Florida recently passed a bill to crack down on Internet café gambling; however, the verbiage in the bill is so far-reaching that some say it can be interpreted to include all computers or android phones that connect to the Internet, essentially making technology illegal in the state.
The bill, passed two months ago by the Florida legislature, expanded the definition of the term “slot machine” to include any regular personal computers (PC) as being used as “makeshift slot machines”; thus, according to legislators, allowing gambling centers to operate as Internet adult arcades and Internet cafés.
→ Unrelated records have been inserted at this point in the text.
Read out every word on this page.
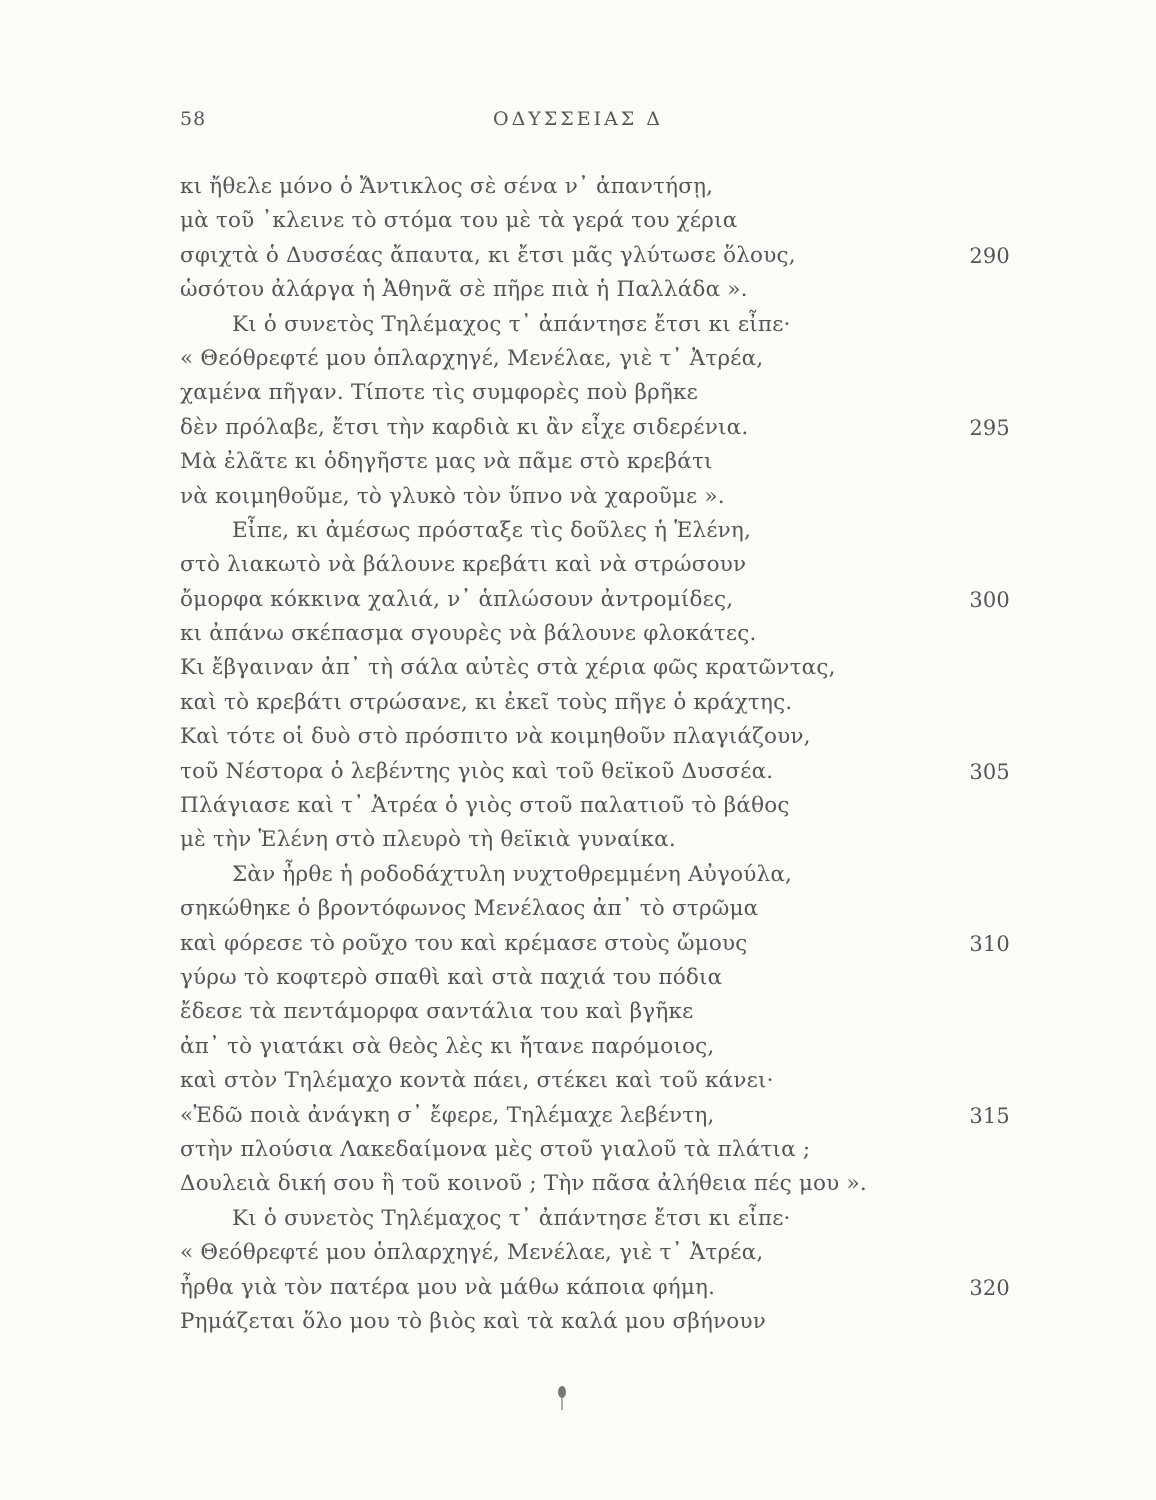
ΟΔΥΣΣΕΙΑΣ Δ
58
κι ἤθελε μόνο ὁ Ἄντικλος σὲ σένα ν᾿ ἀπαντήσῃ,
μὰ τοῦ ᾿κλεινε τὸ στόμα του μὲ τὰ γερά του χέρια
σφιχτὰ ὁ Δυσσέας ἄπαυτα, κι ἔτσι μᾶς γλύτωσε ὅλους,	290
ὡσότου ἀλάργα ἡ Ἀθηνᾶ σὲ πῆρε πιὰ ἡ Παλλάδα ».
Κι ὁ συνετὸς Τηλέμαχος τ᾿ ἀπάντησε ἔτσι κι εἶπε·
« Θεόθρεφτέ μου ὁπλαρχηγέ, Μενέλαε, γιὲ τ᾿ Ἀτρέα,
χαμένα πῆγαν. Τίποτε τὶς συμφορὲς ποὺ βρῆκε
δὲν πρόλαβε, ἔτσι τὴν καρδιὰ κι ἂν εἶχε σιδερένια.	295
Μὰ ἐλᾶτε κι ὁδηγῆστε μας νὰ πᾶμε στὸ κρεβάτι
νὰ κοιμηθοῦμε, τὸ γλυκὸ τὸν ὕπνο νὰ χαροῦμε ».
Εἶπε, κι ἀμέσως πρόσταξε τὶς δοῦλες ἡ Ἑλένη,
στὸ λιακωτὸ νὰ βάλουνε κρεβάτι καὶ νὰ στρώσουν
ὄμορφα κόκκινα χαλιά, ν᾿ ἁπλώσουν ἀντρομίδες,	300
κι ἀπάνω σκέπασμα σγουρὲς νὰ βάλουνε φλοκάτες.
Κι ἔβγαιναν ἀπ᾿ τὴ σάλα αὐτὲς στὰ χέρια φῶς κρατῶντας,
καὶ τὸ κρεβάτι στρώσανε, κι ἐκεῖ τοὺς πῆγε ὁ κράχτης.
Καὶ τότε οἱ δυὸ στὸ πρόσπιτο νὰ κοιμηθοῦν πλαγιάζουν,
τοῦ Νέστορα ὁ λεβέντης γιὸς καὶ τοῦ θεϊκοῦ Δυσσέα.	305
Πλάγιασε καὶ τ᾿ Ἀτρέα ὁ γιὸς στοῦ παλατιοῦ τὸ βάθος
μὲ τὴν Ἑλένη στὸ πλευρὸ τὴ θεϊκιὰ γυναίκα.
Σὰν ἦρθε ἡ ροδοδάχτυλη νυχτοθρεμμένη Αὐγούλα,
σηκώθηκε ὁ βροντόφωνος Μενέλαος ἀπ᾿ τὸ στρῶμα
καὶ φόρεσε τὸ ροῦχο του καὶ κρέμασε στοὺς ὤμους	310
γύρω τὸ κοφτερὸ σπαθὶ καὶ στὰ παχιά του πόδια
ἔδεσε τὰ πεντάμορφα σαντάλια του καὶ βγῆκε
ἀπ᾿ τὸ γιατάκι σὰ θεὸς λὲς κι ἤτανε παρόμοιος,
καὶ στὸν Τηλέμαχο κοντὰ πάει, στέκει καὶ τοῦ κάνει·
«Ἐδῶ ποιὰ ἀνάγκη σ᾿ ἔφερε, Τηλέμαχε λεβέντη,	315
στὴν πλούσια Λακεδαίμονα μὲς στοῦ γιαλοῦ τὰ πλάτια ;
Δουλειὰ δική σου ἢ τοῦ κοινοῦ ; Τὴν πᾶσα ἀλήθεια πές μου ».
Κι ὁ συνετὸς Τηλέμαχος τ᾿ ἀπάντησε ἔτσι κι εἶπε·
« Θεόθρεφτέ μου ὁπλαρχηγέ, Μενέλαε, γιὲ τ᾿ Ἀτρέα,
ἦρθα γιὰ τὸν πατέρα μου νὰ μάθω κάποια φήμη.	320
Ρημάζεται ὅλο μου τὸ βιὸς καὶ τὰ καλά μου σβήνουν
Florida’s new definition of a slot machine includes “any machine or device or system or network of devices” used to play games of chance or skill, which can be activated by not just inserting money, but an “account number, code, or other object or information.” (cnn.com)
After several years of investigation, the state determined to suppress the practice of Internet gambling cafés masquerading as part of a charitable organization. It led to the resignation of Florida Lt. Governor Jennifer Carroll, more than 50 arrests, and the new bill banning Internet cafés.
However, some believe authorities reacted too quickly instead of analyzing the problem and making a plan for moving forward, “There are unintended consequences of hastily passed legislation in the wake of a scandal,” said attorney Justin Kaplan, whose firm Kluger, Kaplan, Silverman, Katzen & Levine is representing the plaintiff in a new lawsuit. (cnn.com)
Incredible Investments, LLC, and its owner Consuelo Zapata are bringing a lawsuit forth; they ran an Internet café in Homestead, south of Miami. The café offered game promotions to customers who could use the computer to see if they had won anything after they had purchased time on the machines. The lawsuit likens Zapata’s “sweepstakes drawings” to games like McDonald’s Monopoly game.
The lawsuit alleges Florida’s new definition of a slot machine could include any PC or smartphone with access to the Internet since, theoretically, a person could play illegal games by entering account information and could play poker, bingo, or any other games deemed illegal or criminal by the bill.
“The possibilities of going on the Internet and using your phone generally turns every single smartphone, computer, whatever, into an illegal slot machine,” said Kaplan. (cnn.com)
Kaplan cited a recent advertising campaign for Bud Light showing a man entering a code from a case of beer into his smartphone to determine if he had won a prize from the beer company. He sees no difference between what his client was doing and the Bud Light promotion, the McDonald’s contest, or any other sweepstakes.
The attorney goes on the explain that any device “which is activated by input of a code that indirectly, by any element of chance, entitles you to a payout,” in a contest. He also continues his explanation of the lawsuit and the ambiguity of the bill by stating that public libraries could be at risk, they have computers and if somebody walked in to check their contest standings, they could become part of a scandal for running illegal slot machines.
There are further issues with the law, according to Kaplan; he claims it is unconstitutional because of an amendment that presumes a device is a slot machine if “it is used to display images of games of chance” and “involves a payout of anything of value.” “Here the burden is shifted,” said Kaplan. “It’s saying you are presumed to be guilty, now prove to us this really wasn’t a slot machine.” (cnn.com)
More than 1,000 Internet cafés have been shut down under the new law, according to the Tampa Bay Times. Businesses with standalone gaming machines and arcades are being impacted as well. More than likely, others will file lawsuits as they find their businesses obstructed by the confusing and vague wording in the new bill.
Surely, Florida did not intend to roll back to 1980.